One of the things I find most exciting in life is learning something new — even if it’s a small thing. In preparing to write this article, I learned something about attributive nouns. The staff at Dictionary.com writes, “What do apostrophes have to do with this federal holiday? Well, there’s a confusing apostrophe in Veterans’ Day — or is there? Veterans Day is often incorrectly written as ‘Veteran’s Day’ or ‘Veterans’ Day.’ But, in fact, it’s apostrophe free. ‘Veteran’s Day’ would definitely be incorrect because it means a day for only one veteran. While ‘Veterans’ Day’ does encompass multiple veterans, that spelling is incorrect according to the Department of Veterans Affairs. In the name of the holiday, the word veterans acts as an attributive noun, which means that it behaves like an adjective even though it is a noun.” Katie Lange, writing for the U.S. Department of Defense, adds, “The holiday is not a day that ‘belongs’ to one veteran or multiple veterans, which is what an apostrophe implies. It’s a day for honoring all veterans — so no apostrophe needed.”
Unlike many federal holidays, the official date for Veterans Day is a fixed date rather than a designated Monday. Staff members at the U.S. Department of Veterans Affairs explains the reason for the fixed date of November 11th. They write, “World War I — known at the time as ‘The Great War’ — officially ended when the Treaty of Versailles was signed on June 28, 1919, in the Palace of Versailles outside the town of Versailles, France. However, fighting ceased seven months earlier when an armistice, or temporary cessation of hostilities, between the Allied nations and Germany went into effect on the eleventh hour of the eleventh day of the eleventh month. For that reason, November 11, 1918, is generally regarded as the end of ‘the war to end all wars.’
In November 1919, President Wilson proclaimed November 11 as the first commemoration of Armistice Day with the following words: ‘To us in America, the reflections of Armistice Day will be filled with solemn pride in the heroism of those who died in the country’s service and with gratitude for the victory, both because of the thing from which it has freed us and because of the opportunity it has given America to show her sympathy with peace and justice in the councils of the nations.’ … An Act (52 Stat. 351; 5 U. S. Code, Sec. 87a) approved May 13, 1938, made the 11th of November in each year a legal holiday — a day to be dedicated to the cause of world peace and to be thereafter celebrated and known as ‘Armistice Day.’ Armistice Day was primarily a day set aside to honor veterans of World War I, but in 1954, after World War II had required the greatest mobilization of soldiers, sailors, Marines and airmen in the Nation’s history; after American forces had fought aggression in Korea, the 83rd Congress, at the urging of the veterans service organizations, amended the Act of 1938 by striking out the word ‘Armistice’ and inserting in its place the word ‘Veterans.’ With the approval of this legislation (Public Law 380) on June 1, 1954, November 11th became a day to honor American veterans of all wars.”
For a few confusing years, Veterans Day was designated to be celebrated on an assigned Monday.

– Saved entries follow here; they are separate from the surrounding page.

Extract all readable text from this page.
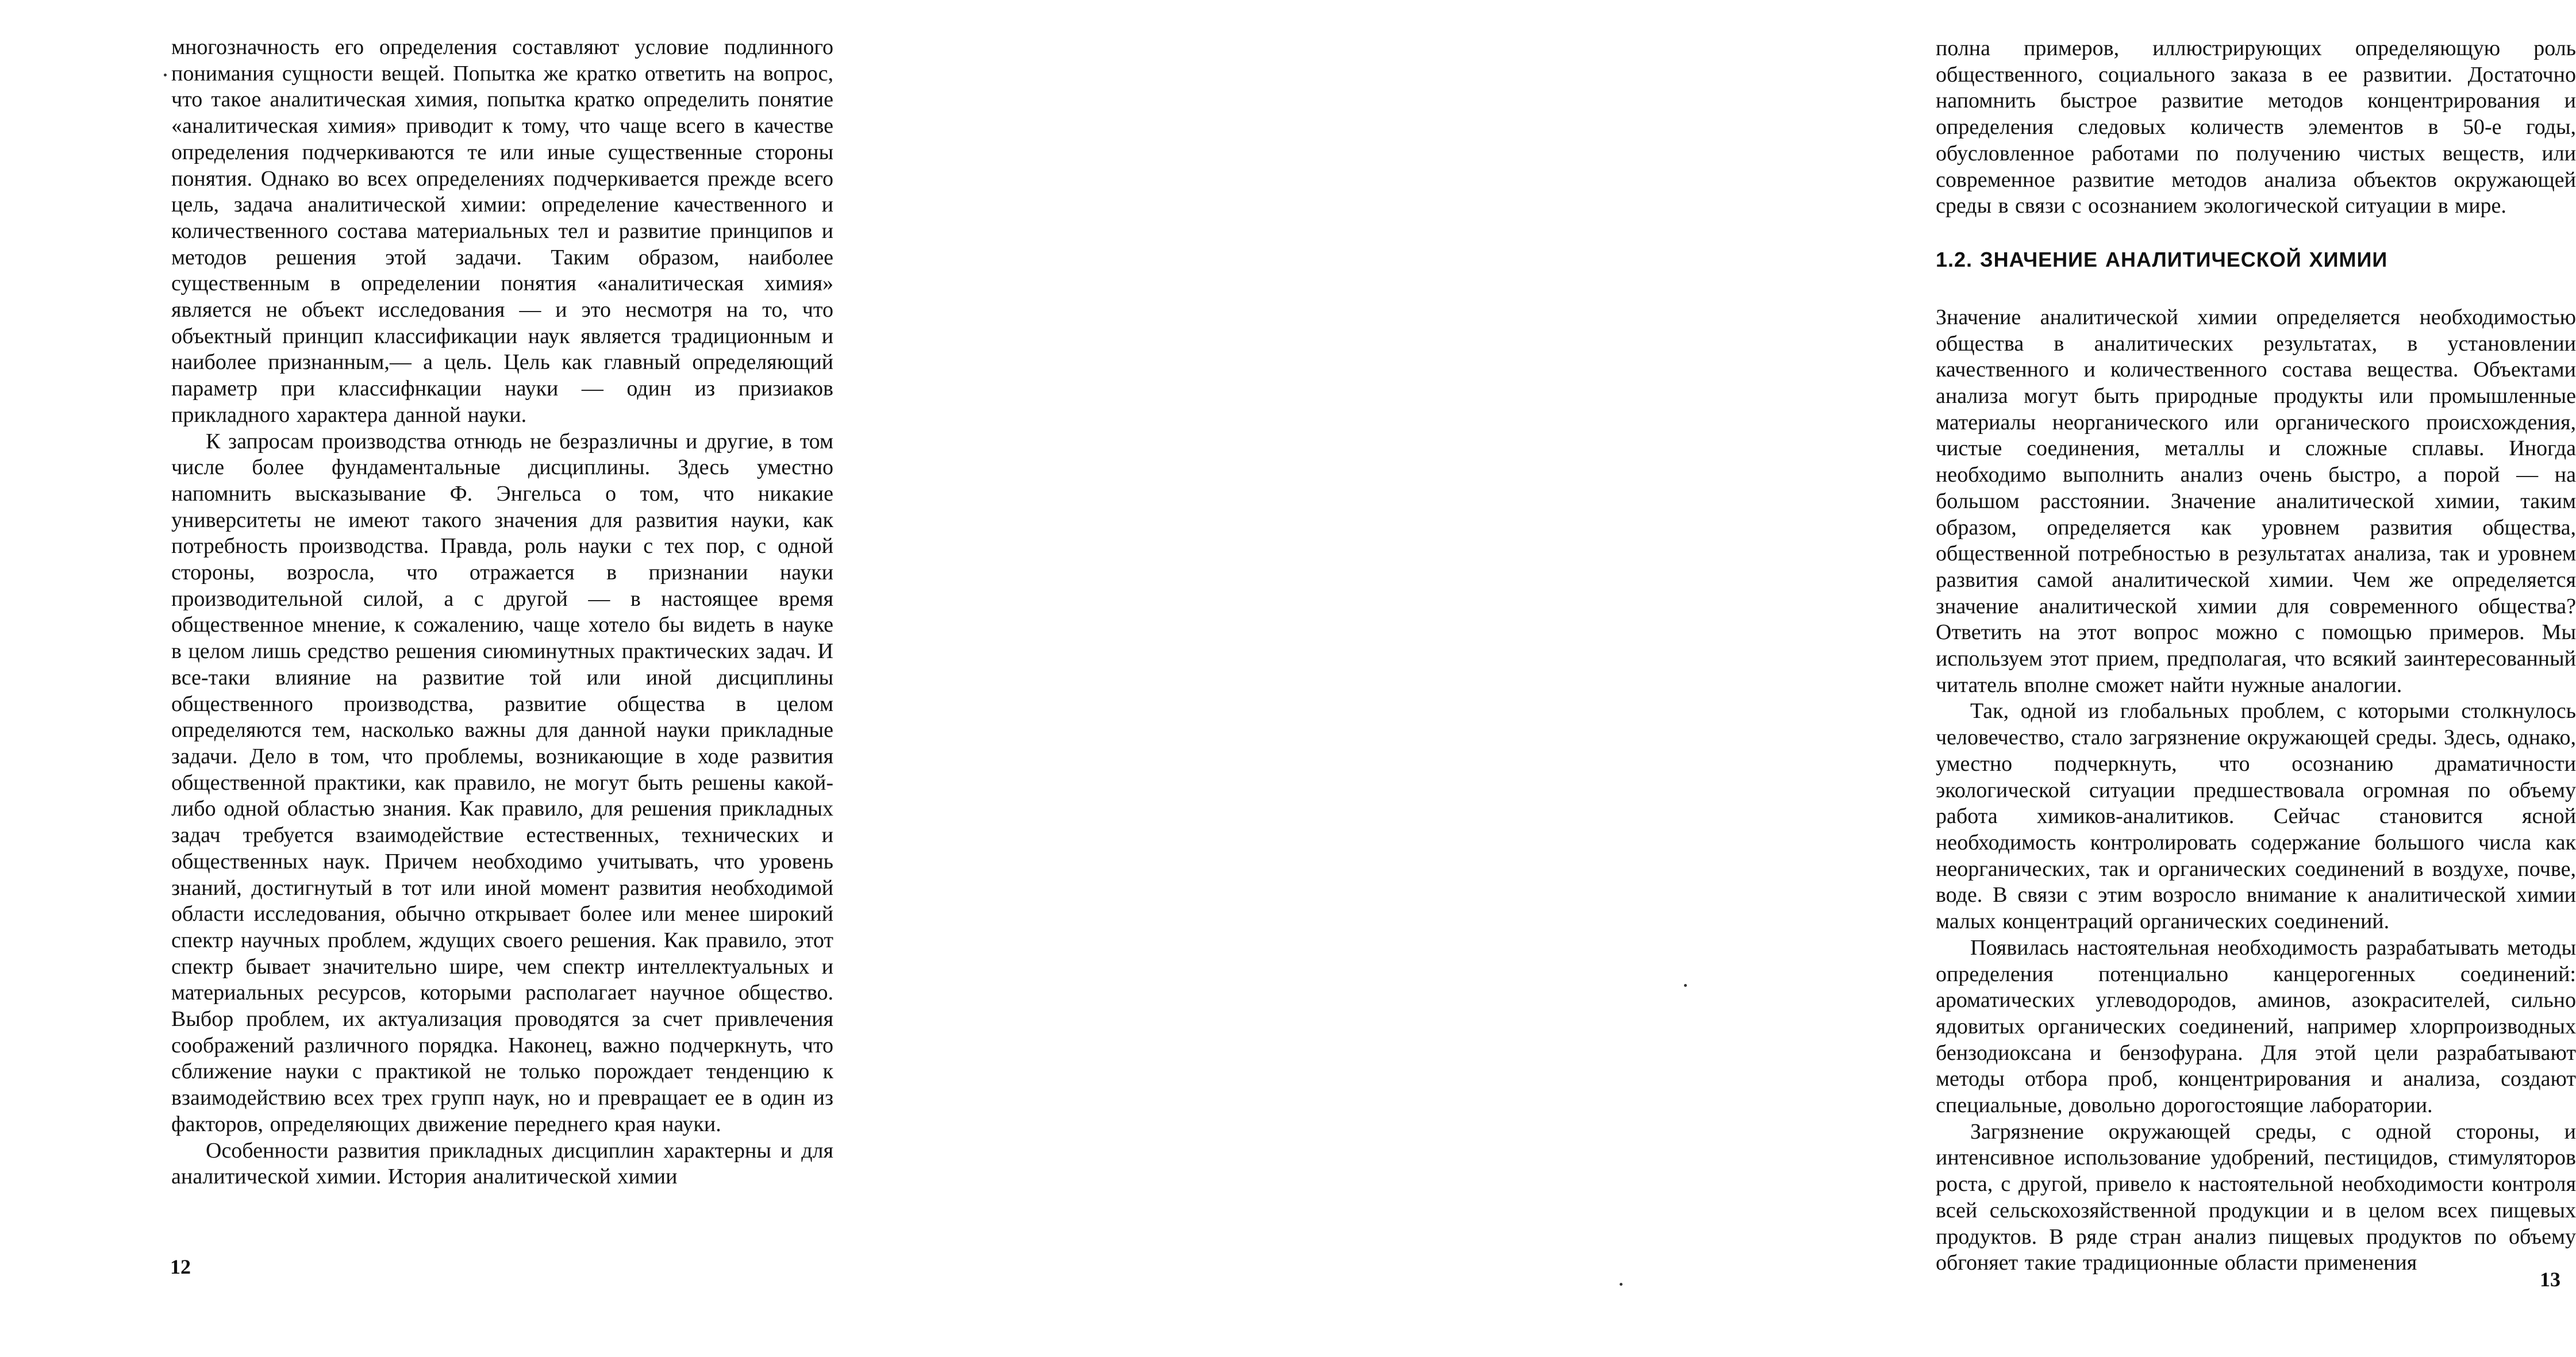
многозначность его определения составляют условие подлинного понимания сущности вещей. Попытка же кратко ответить на вопрос, что такое аналитическая химия, попытка кратко определить понятие «аналитическая химия» приводит к тому, что чаще всего в качестве определения подчеркиваются те или иные существенные стороны понятия. Однако во всех определениях подчеркивается прежде всего цель, задача аналитической химии: определение качественного и количественного состава материальных тел и развитие принципов и методов решения этой задачи. Таким образом, наиболее существенным в определении понятия «аналитическая химия» является не объект исследования — и это несмотря на то, что объектный принцип классификации наук является традиционным и наиболее признанным,— а цель. Цель как главный определяющий параметр при классифнкации науки — один из призиаков прикладного характера данной науки.

К запросам производства отнюдь не безразличны и другие, в том числе более фундаментальные дисциплины. Здесь уместно напомнить высказывание Ф. Энгельса о том, что никакие университеты не имеют такого значения для развития науки, как потребность производства. Правда, роль науки с тех пор, с одной стороны, возросла, что отражается в признании науки производительной силой, а с другой — в настоящее время общественное мнение, к сожалению, чаще хотело бы видеть в науке в целом лишь средство решения сиюминутных практических задач. И все-таки влияние на развитие той или иной дисциплины общественного производства, развитие общества в целом определяются тем, насколько важны для данной науки прикладные задачи. Дело в том, что проблемы, возникающие в ходе развития общественной практики, как правило, не могут быть решены какой-либо одной областью знания. Как правило, для решения прикладных задач требуется взаимодействие естественных, технических и общественных наук. Причем необходимо учитывать, что уровень знаний, достигнутый в тот или иной момент развития необходимой области исследования, обычно открывает более или менее широкий спектр научных проблем, ждущих своего решения. Как правило, этот спектр бывает значительно шире, чем спектр интеллектуальных и материальных ресурсов, которыми располагает научное общество. Выбор проблем, их актуализация проводятся за счет привлечения соображений различного порядка. Наконец, важно подчеркнуть, что сближение науки с практикой не только порождает тенденцию к взаимодействию всех трех групп наук, но и превращает ее в один из факторов, определяющих движение переднего края науки.

Особенности развития прикладных дисциплин характерны и для аналитической химии. История аналитической химии

12

полна примеров, иллюстрирующих определяющую роль общественного, социального заказа в ее развитии. Достаточно напомнить быстрое развитие методов концентрирования и определения следовых количеств элементов в 50-е годы, обусловленное работами по получению чистых веществ, или современное развитие методов анализа объектов окружающей среды в связи с осознанием экологической ситуации в мире.

1.2. ЗНАЧЕНИЕ АНАЛИТИЧЕСКОЙ ХИМИИ

Значение аналитической химии определяется необходимостью общества в аналитических результатах, в установлении качественного и количественного состава вещества. Объектами анализа могут быть природные продукты или промышленные материалы неорганического или органического происхождения, чистые соединения, металлы и сложные сплавы. Иногда необходимо выполнить анализ очень быстро, а порой — на большом расстоянии. Значение аналитической химии, таким образом, определяется как уровнем развития общества, общественной потребностью в результатах анализа, так и уровнем развития самой аналитической химии. Чем же определяется значение аналитической химии для современного общества? Ответить на этот вопрос можно с помощью примеров. Мы используем этот прием, предполагая, что всякий заинтересованный читатель вполне сможет найти нужные аналогии.

Так, одной из глобальных проблем, с которыми столкнулось человечество, стало загрязнение окружающей среды. Здесь, однако, уместно подчеркнуть, что осознанию драматичности экологической ситуации предшествовала огромная по объему работа химиков-аналитиков. Сейчас становится ясной необходимость контролировать содержание большого числа как неорганических, так и органических соединений в воздухе, почве, воде. В связи с этим возросло внимание к аналитической химии малых концентраций органических соединений.

Появилась настоятельная необходимость разрабатывать методы определения потенциально канцерогенных соединений: ароматических углеводородов, аминов, азокрасителей, сильно ядовитых органических соединений, например хлорпроизводных бензодиоксана и бензофурана. Для этой цели разрабатывают методы отбора проб, концентрирования и анализа, создают специальные, довольно дорогостоящие лаборатории.

Загрязнение окружающей среды, с одной стороны, и интенсивное использование удобрений, пестицидов, стимуляторов роста, с другой, привело к настоятельной необходимости контроля всей сельскохозяйственной продукции и в целом всех пищевых продуктов. В ряде стран анализ пищевых продуктов по объему обгоняет такие традиционные области применения

13
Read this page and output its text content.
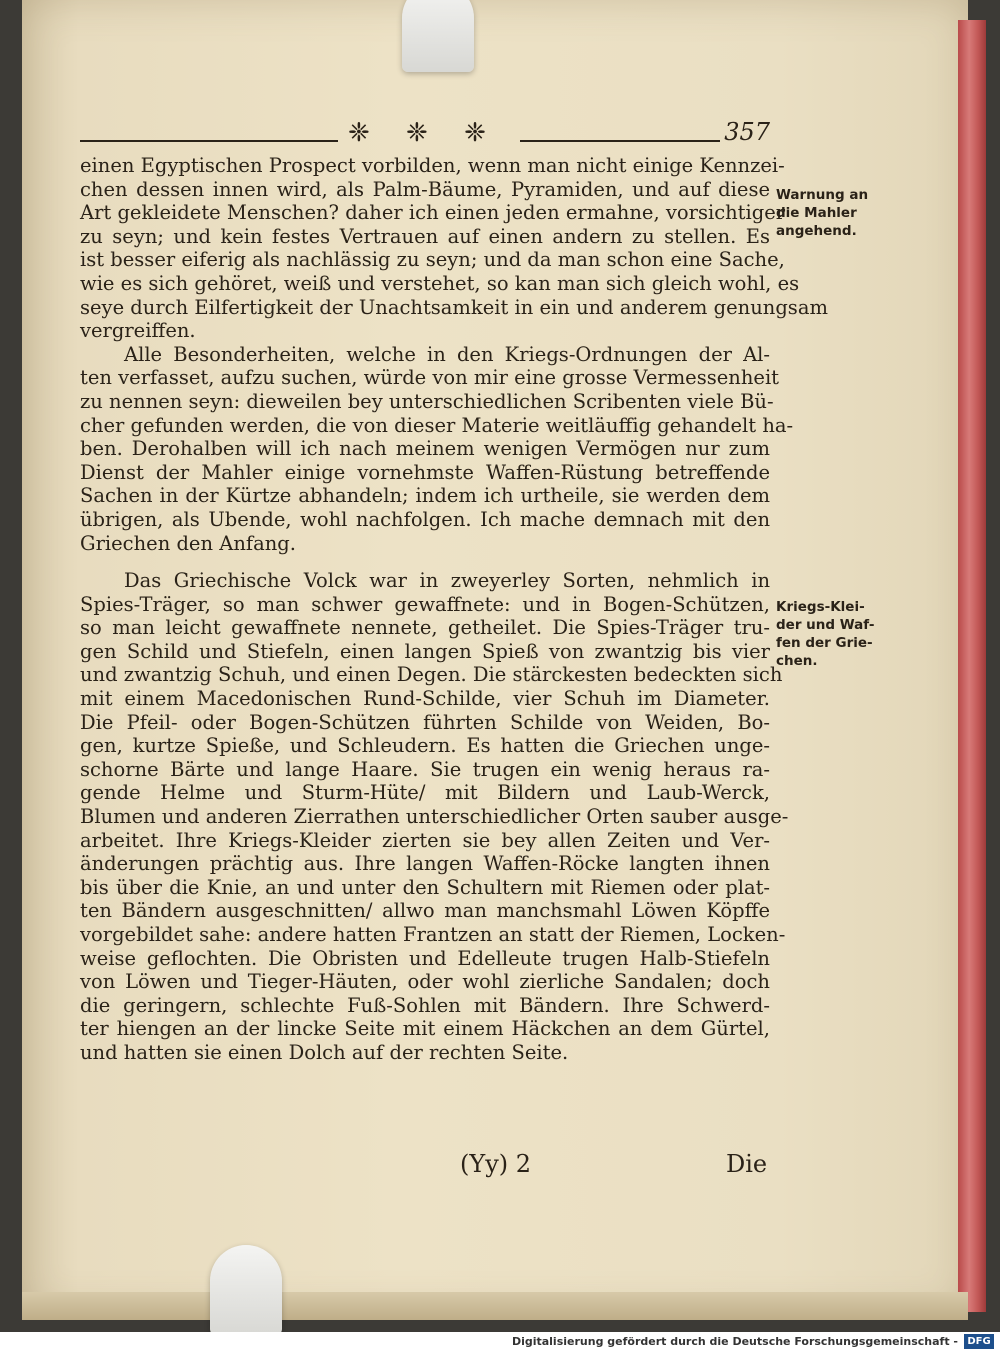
❈ ❈ ❈	357
einen Egyptischen Prospect vorbilden, wenn man nicht einige Kennzei-
chen dessen innen wird, als Palm-Bäume, Pyramiden, und auf diese
Art gekleidete Menschen? daher ich einen jeden ermahne, vorsichtiger
zu seyn; und kein festes Vertrauen auf einen andern zu stellen. Es
ist besser eiferig als nachlässig zu seyn; und da man schon eine Sache,
wie es sich gehöret, weiß und verstehet, so kan man sich gleich wohl, es
seye durch Eilfertigkeit der Unachtsamkeit in ein und anderem genungsam
vergreiffen.
Alle Besonderheiten, welche in den Kriegs-Ordnungen der Al-
ten verfasset, aufzu suchen, würde von mir eine grosse Vermessenheit
zu nennen seyn: dieweilen bey unterschiedlichen Scribenten viele Bü-
cher gefunden werden, die von dieser Materie weitläuffig gehandelt ha-
ben. Derohalben will ich nach meinem wenigen Vermögen nur zum
Dienst der Mahler einige vornehmste Waffen-Rüstung betreffende
Sachen in der Kürtze abhandeln; indem ich urtheile, sie werden dem
übrigen, als Ubende, wohl nachfolgen. Ich mache demnach mit den
Griechen den Anfang.
Das Griechische Volck war in zweyerley Sorten, nehmlich in
Spies-Träger, so man schwer gewaffnete: und in Bogen-Schützen,
so man leicht gewaffnete nennete, getheilet. Die Spies-Träger tru-
gen Schild und Stiefeln, einen langen Spieß von zwantzig bis vier
und zwantzig Schuh, und einen Degen. Die stärckesten bedeckten sich
mit einem Macedonischen Rund-Schilde, vier Schuh im Diameter.
Die Pfeil- oder Bogen-Schützen führten Schilde von Weiden, Bo-
gen, kurtze Spieße, und Schleudern. Es hatten die Griechen unge-
schorne Bärte und lange Haare. Sie trugen ein wenig heraus ra-
gende Helme und Sturm-Hüte/ mit Bildern und Laub-Werck,
Blumen und anderen Zierrathen unterschiedlicher Orten sauber ausge-
arbeitet. Ihre Kriegs-Kleider zierten sie bey allen Zeiten und Ver-
änderungen prächtig aus. Ihre langen Waffen-Röcke langten ihnen
bis über die Knie, an und unter den Schultern mit Riemen oder plat-
ten Bändern ausgeschnitten/ allwo man manchsmahl Löwen Köpffe
vorgebildet sahe: andere hatten Frantzen an statt der Riemen, Locken-
weise geflochten. Die Obristen und Edelleute trugen Halb-Stiefeln
von Löwen und Tieger-Häuten, oder wohl zierliche Sandalen; doch
die geringern, schlechte Fuß-Sohlen mit Bändern. Ihre Schwerd-
ter hiengen an der lincke Seite mit einem Häckchen an dem Gürtel,
und hatten sie einen Dolch auf der rechten Seite.
Warnung an
die Mahler
angehend.
Kriegs-Klei-
der und Waf-
fen der Grie-
chen.
(Yy) 2	Die
Digitalisierung gefördert durch die Deutsche Forschungsgemeinschaft - DFG
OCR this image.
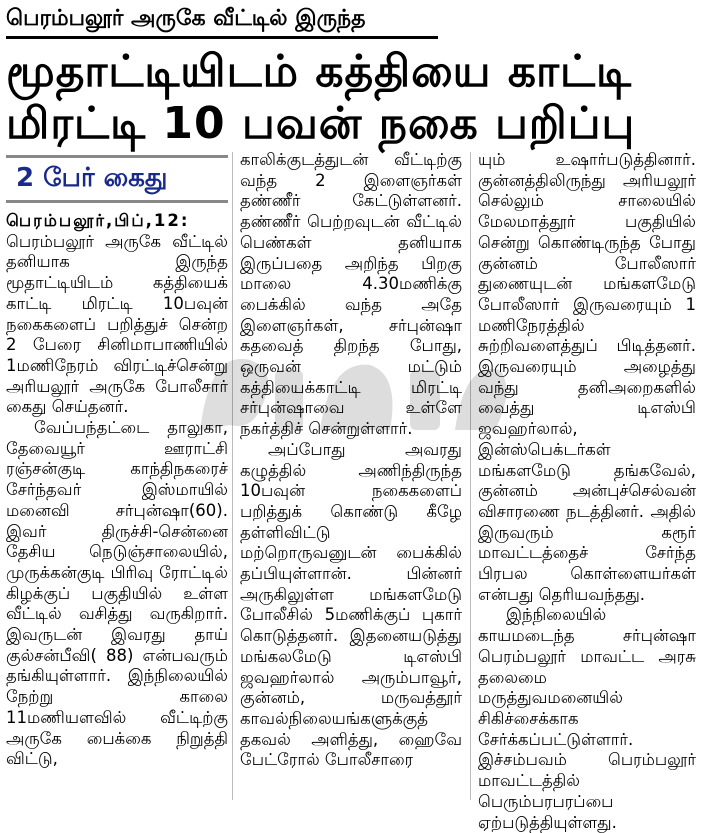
பெரம்பலூர் அருகே வீட்டில் இருந்த
மூதாட்டியிடம் கத்தியை காட்டி
மிரட்டி 10 பவன் நகை பறிப்பு
2 பேர் கைது

பெரம்பலூர்,பிப்,12:

பெரம்பலூர் அருகே வீட்டில் தனியாக இருந்த மூதாட்டியிடம் கத்தியைக் காட்டி மிரட்டி 10பவுன் நகைகளைப் பறித்துச் சென்ற 2 பேரை சினிமாபாணியில் 1மணிநேரம் விரட்டிச்சென்று அரியலூர் அருகே போலீசார் கைது செய்தனர்.

வேப்பந்தட்டை தாலுகா, தேவையூர் ஊராட்சி ரஞ்சன்குடி காந்திநகரைச் சேர்ந்தவர் இஸ்மாயில் மனைவி சர்புன்ஷா(60). இவர் திருச்சி-சென்னை தேசிய நெடுஞ்சாலையில், முருக்கன்குடி பிரிவு ரோட்டில் கிழக்குப் பகுதியில் உள்ள வீட்டில் வசித்து வருகிறார். இவருடன் இவரது தாய் குல்சன்பீவி( 88) என்பவரும் தங்கியுள்ளார். இந்நிலையில் நேற்று காலை 11மணியளவில் வீட்டிற்கு அருகே பைக்கை நிறுத்தி விட்டு,

காலிக்குடத்துடன் வீட்டிற்கு வந்த 2 இளைஞர்கள் தண்ணீர் கேட்டுள்ளனர். தண்ணீர் பெற்றவுடன் வீட்டில் பெண்கள் தனியாக இருப்பதை அறிந்த பிறகு மாலை 4.30மணிக்கு பைக்கில் வந்த அதே இளைஞர்கள், சர்புன்ஷா கதவைத் திறந்த போது, ஒருவன் மட்டும் கத்தியைக்காட்டி மிரட்டி சர்புன்ஷாவை உள்ளே நகர்த்திச் சென்றுள்ளார்.

அப்போது அவரது கழுத்தில் அணிந்திருந்த 10பவுன் நகைகளைப் பறித்துக் கொண்டு கீழே தள்ளிவிட்டு மற்றொருவனுடன் பைக்கில் தப்பியுள்ளான். பின்னர் அருகிலுள்ள மங்களமேடு போலீசில் 5மணிக்குப் புகார் கொடுத்தனர். இதனையடுத்து மங்கலமேடு டிஎஸ்பி ஜவஹர்லால் அரும்பாவூர், குன்னம், மருவத்தூர் காவல்நிலையங்களுக்குத் தகவல் அளித்து, ஹைவே பேட்ரோல் போலீசாரை

யும் உஷார்படுத்தினார். குன்னத்திலிருந்து அரியலூர் செல்லும் சாலையில் மேலமாத்தூர் பகுதியில் சென்று கொண்டிருந்த போது குன்னம் போலீஸார் துணையுடன் மங்களமேடு போலீஸார் இருவரையும் 1 மணிநேரத்தில் சுற்றிவளைத்துப் பிடித்தனர். இருவரையும் அழைத்து வந்து தனிஅறைகளில் வைத்து டிஎஸ்பி ஜவஹர்லால், இன்ஸ்பெக்டர்கள் மங்களமேடு தங்கவேல், குன்னம் அன்புச்செல்வன் விசாரணை நடத்தினர். அதில் இருவரும் கரூர் மாவட்டத்தைச் சேர்ந்த பிரபல கொள்ளையர்கள் என்பது தெரியவந்தது.

இந்நிலையில் காயமடைந்த சர்புன்ஷா பெரம்பலூர் மாவட்ட அரசு தலைமை மருத்துவமனையில் சிகிச்சைக்காக சேர்க்கப்பட்டுள்ளார். இச்சம்பவம் பெரம்பலூர் மாவட்டத்தில் பெரும்பரபரப்பை ஏற்படுத்தியுள்ளது.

The decision was both confusing and unpopular. Lange explains, “For a while, Veterans Day’s date was changed and it confused everybody. Congress signed the Uniform Holiday Bill in 1968 to ensure that a few federal holidays — Veterans Day included — would be celebrated on a Monday. Officials hoped it would spur travel and other family activities over a long weekend, which would stimulate the economy. For some inexplicable reason, the bill set Veterans Day commemorations for the fourth Monday of every October. On Oct. 25, 1971, the first Veterans Day under this new bill was held. We’re not sure why it took three years to implement, but not surprisingly, there was a lot of confusion about the change, and many states were unhappy, choosing to continue to recognize the day as they previously had — in November. Within a few years, it became pretty apparent that most U.S. citizens wanted to celebrate Veterans Day on Nov. 11, since it was a matter of historic and patriotic significance. So on Sept. 20, 1975, President Gerald Ford signed another law (Public Law 94-97), which returned the annual observance to its original date starting in 1978.” The confusion doesn’t end there.
Because President Wilson marked Armistice Day as a time for reflecting “solemn pride in the heroism of those who died” during the First World War, the holiday has often been confused with Memorial Day, which is specifically set aside to honor America’s fallen heroes. As Lange explains, “A lot of Americans get this confused, and we’ll be honest — it can be a little annoying to all of the living veterans out there. Memorial Day is a time to remember those who gave their lives for our country, particularly in battle or from wounds they suffered in battle. Veterans Day honors all of those who have served the country in war or peace — dead or alive — although it’s largely intended to thank living veterans for their sacrifices.” Hopefully, all confusion about Veterans Day is now cleared up!
The sad fact remains, men and woman continue to fight and die around the world for our freedoms. They deserve our honor and respect for their dedication and sacrifices, along with their families. Please join us at Enterra Solutions® in honoring them — and all veterans — on this Veterans Day.